- Steel prices gain on strong bookings and scrap-driven cost pressures despite stalled exports
- Freight rates and coal prices soften, signalling weaker trade flows and easing logistics constraints
How will the ongoing conflict in the Middle East affect global metals markets? As the US-Israel and Iran war escalates, BigMint presents a sharp update on the implications for steel, aluminium and energy supply chains:
Ongoing developments across the Middle East continue to reinforce supply-side risks for metals and energy markets. Repeated strikes on Iranian steel facilities have disrupted operations and exposed vulnerabilities in supporting infrastructure, while continued threats of escalation across Gulf countries are keeping regional production at risk, according to media reports and previous BigMint analysis. Around 16 mnt of crude steel capacity across key Middle East facilities remains exposed to potential disruption. Aluminium supply chains are also under pressure, with disruptions affecting major producers in a region that accounts for roughly 9 percent of global aluminium output.
Brent crude is holding near $107/bbl as supply concerns persist alongside ongoing disruption to shipping routes through the Strait of Hormuz. Risks now extend across both the Strait of Hormuz and Red Sea shipping corridors, sustaining uncertainty across global commodity flows. At the same time, there are early signs of easing in India’s gas supply situation, with increased tanker arrivals improving LPG availability and stabilising domestic supply conditions after earlier disruptions.

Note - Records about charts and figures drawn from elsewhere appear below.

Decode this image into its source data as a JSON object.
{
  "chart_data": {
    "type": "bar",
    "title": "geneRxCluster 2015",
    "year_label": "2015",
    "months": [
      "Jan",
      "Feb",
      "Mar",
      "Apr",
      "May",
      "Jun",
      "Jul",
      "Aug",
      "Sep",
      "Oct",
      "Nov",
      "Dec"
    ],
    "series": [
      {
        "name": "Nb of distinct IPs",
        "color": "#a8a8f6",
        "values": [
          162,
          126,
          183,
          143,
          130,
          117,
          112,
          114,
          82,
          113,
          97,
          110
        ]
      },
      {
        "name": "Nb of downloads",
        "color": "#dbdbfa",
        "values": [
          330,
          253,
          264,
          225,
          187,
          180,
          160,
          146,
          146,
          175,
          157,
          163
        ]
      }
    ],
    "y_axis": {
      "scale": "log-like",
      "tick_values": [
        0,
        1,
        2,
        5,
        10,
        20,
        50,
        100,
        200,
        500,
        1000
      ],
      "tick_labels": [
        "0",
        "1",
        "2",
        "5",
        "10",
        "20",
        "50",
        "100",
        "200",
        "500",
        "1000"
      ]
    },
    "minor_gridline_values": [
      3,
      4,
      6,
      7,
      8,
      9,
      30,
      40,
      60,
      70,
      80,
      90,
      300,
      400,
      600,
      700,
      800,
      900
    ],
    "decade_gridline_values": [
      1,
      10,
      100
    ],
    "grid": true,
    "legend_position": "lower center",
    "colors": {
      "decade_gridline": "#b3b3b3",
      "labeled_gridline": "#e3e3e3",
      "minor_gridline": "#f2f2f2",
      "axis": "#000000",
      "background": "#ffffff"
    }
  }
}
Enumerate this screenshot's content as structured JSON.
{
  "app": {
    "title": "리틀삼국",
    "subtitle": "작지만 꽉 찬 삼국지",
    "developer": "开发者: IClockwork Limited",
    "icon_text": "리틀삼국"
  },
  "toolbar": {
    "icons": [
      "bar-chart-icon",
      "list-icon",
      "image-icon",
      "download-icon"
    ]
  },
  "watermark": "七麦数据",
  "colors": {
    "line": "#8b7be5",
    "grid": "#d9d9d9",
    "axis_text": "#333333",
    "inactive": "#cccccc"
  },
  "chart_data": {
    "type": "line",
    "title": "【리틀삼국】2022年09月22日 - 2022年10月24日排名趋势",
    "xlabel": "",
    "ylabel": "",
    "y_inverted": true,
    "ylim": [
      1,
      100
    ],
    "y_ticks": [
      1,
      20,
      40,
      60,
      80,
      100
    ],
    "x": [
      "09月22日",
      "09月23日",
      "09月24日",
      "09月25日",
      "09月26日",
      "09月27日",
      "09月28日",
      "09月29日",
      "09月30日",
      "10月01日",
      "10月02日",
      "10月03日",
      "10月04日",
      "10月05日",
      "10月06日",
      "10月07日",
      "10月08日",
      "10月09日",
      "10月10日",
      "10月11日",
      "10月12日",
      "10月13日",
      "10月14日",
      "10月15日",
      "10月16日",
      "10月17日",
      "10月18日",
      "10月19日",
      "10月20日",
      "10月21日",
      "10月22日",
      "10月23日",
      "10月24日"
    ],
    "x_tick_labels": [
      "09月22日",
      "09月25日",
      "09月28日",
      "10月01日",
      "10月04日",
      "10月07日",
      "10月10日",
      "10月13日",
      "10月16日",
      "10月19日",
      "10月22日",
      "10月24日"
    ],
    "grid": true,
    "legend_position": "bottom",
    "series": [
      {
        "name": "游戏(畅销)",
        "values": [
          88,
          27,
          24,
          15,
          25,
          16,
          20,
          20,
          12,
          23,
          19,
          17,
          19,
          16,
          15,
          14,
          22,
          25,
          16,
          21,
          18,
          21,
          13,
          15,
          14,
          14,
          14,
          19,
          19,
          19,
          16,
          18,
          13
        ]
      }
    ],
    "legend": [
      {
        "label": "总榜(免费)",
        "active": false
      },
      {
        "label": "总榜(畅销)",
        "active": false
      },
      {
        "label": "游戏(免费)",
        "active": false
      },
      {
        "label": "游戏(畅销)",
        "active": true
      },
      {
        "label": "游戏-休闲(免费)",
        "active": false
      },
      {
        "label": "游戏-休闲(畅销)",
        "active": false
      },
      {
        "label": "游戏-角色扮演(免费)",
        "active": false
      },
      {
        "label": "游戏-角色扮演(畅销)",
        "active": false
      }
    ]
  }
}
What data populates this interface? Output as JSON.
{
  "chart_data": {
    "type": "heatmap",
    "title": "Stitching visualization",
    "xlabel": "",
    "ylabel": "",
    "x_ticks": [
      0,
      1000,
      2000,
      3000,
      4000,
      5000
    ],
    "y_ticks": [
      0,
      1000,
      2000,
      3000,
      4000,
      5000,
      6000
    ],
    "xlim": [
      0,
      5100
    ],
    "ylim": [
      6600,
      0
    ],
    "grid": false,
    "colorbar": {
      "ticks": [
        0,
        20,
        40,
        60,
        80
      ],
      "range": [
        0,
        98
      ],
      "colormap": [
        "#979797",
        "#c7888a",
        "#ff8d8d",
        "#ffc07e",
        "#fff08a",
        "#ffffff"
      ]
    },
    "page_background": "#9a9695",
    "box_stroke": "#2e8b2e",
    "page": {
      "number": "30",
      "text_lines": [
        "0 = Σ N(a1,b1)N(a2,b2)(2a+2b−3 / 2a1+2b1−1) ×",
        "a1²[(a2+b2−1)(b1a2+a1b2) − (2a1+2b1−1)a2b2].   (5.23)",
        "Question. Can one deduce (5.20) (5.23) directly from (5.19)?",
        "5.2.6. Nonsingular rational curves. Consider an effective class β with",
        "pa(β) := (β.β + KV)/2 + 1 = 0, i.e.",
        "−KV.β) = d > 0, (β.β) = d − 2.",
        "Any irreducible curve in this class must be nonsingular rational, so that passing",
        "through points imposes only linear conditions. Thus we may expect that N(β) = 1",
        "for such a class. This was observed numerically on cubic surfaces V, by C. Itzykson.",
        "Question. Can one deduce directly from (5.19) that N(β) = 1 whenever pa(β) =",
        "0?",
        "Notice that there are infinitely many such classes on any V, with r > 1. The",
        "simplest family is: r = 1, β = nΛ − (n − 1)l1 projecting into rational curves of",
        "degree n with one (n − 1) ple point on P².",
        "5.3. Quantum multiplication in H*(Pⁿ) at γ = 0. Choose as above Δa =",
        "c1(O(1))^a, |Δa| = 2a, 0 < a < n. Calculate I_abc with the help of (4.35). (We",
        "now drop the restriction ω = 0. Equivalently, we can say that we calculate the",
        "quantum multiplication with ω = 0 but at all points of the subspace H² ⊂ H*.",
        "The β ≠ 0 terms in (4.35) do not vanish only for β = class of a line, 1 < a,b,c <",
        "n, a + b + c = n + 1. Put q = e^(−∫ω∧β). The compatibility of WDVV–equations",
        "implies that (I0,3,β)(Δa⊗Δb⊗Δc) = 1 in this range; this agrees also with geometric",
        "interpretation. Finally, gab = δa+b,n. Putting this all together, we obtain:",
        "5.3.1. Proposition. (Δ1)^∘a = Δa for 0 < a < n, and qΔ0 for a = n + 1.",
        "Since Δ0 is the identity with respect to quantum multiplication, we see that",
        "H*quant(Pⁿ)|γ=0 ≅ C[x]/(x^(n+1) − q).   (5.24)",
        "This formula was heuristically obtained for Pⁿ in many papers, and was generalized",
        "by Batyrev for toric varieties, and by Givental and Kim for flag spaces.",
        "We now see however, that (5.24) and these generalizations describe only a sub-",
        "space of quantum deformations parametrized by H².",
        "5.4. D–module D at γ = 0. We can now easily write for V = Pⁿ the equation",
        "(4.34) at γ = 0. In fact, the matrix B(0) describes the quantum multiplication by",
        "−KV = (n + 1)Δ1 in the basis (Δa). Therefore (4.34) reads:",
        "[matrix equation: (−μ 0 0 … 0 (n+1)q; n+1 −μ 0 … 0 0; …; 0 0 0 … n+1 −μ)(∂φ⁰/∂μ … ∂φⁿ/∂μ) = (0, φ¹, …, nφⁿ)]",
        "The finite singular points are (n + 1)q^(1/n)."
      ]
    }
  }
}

However, the broader impact of elevated energy and logistics costs continues to build across commodities. Higher fuel costs are weighing on industrial activity and trade flows, particularly across energy-intensive sectors such as steel and aluminium, compressing margins and prompting more cautious procurement. At the same time, softer freight activity is beginning to signal that trade flows themselves are slowing under the weight of higher costs and uncertainty.
Shipping markets remain volatile. Prices of very low sulphur fuel oil in Singapore are currently around $867/t, down sharply from recent highs near $1,120/t, indicating weaker bunker demand even as crude prices remain elevated. This divergence suggests that shipping activity is not keeping pace with fuel cost increases.
Freight markets are reinforcing this trend. Coal and iron ore vessel rates have softened week-on-week amid limited fixture activity and cautious sentiment, pointing to reduced cargo movement despite ongoing geopolitical risks. Improved vessel availability and increased cargo arrivals have also started to weigh on portside coal markets. South African RB2 (5,500 NAR) prices at Paradip have declined by around INR 350/t week-on-week to INR 11,550/t, reflecting easing logistics constraints and improved supply conditions.
The impact on steel markets is becoming more pronounced. Export activity remains largely stalled, with no firm offers reported amid elevated freight uncertainty, vessel diversions and limited visibility, according to media reports. Slower shipping activity and higher logistics costs are reducing export viability, while subdued demand continues to limit mills’ ability to pass through rising costs.
At the same time, domestic markets are showing a stronger price response. Billet, rebar and scrap prices have moved higher over the past week, supported by strong bookings, tightening raw material availability and aggressive mill procurement, even as export markets remain inactive. This is beginning to create a cost floor in steel markets, where rising input costs are supporting prices despite weak demand conditions.
Scrap markets are emerging as the key driver. Imported scrap activity remains subdued due to high landed costs and currency pressure, while domestic scrap prices have strengthened sharply in key regions amid tightening availability. At the same time, buyer resistance at elevated levels is beginning to emerge, reflecting the broader slowdown in trade activity seen across freight markets.
Aluminium markets continue to see a supply-driven price response. LME aluminium is holding near $3,495/t, supported by disruptions affecting Middle East producers and declining inventories. However, physical demand remains cautious despite higher prices, consistent with weaker trade signals across bulk shipping markets.
A weaker rupee near 95 against the dollar is further increasing procurement costs for Indian mills and smelters, adding to overall cost pressures.
The market is now entering a phase of divergence. Domestic steel prices are rising on supply tightness and scrap-driven cost pressures, while easing freight rates, softer coal prices and stalled export activity point to underlying demand weakness. While prices may remain supported in the near term, sustainability will depend on a recovery in trade flows and end-use demand rather than continued cost support.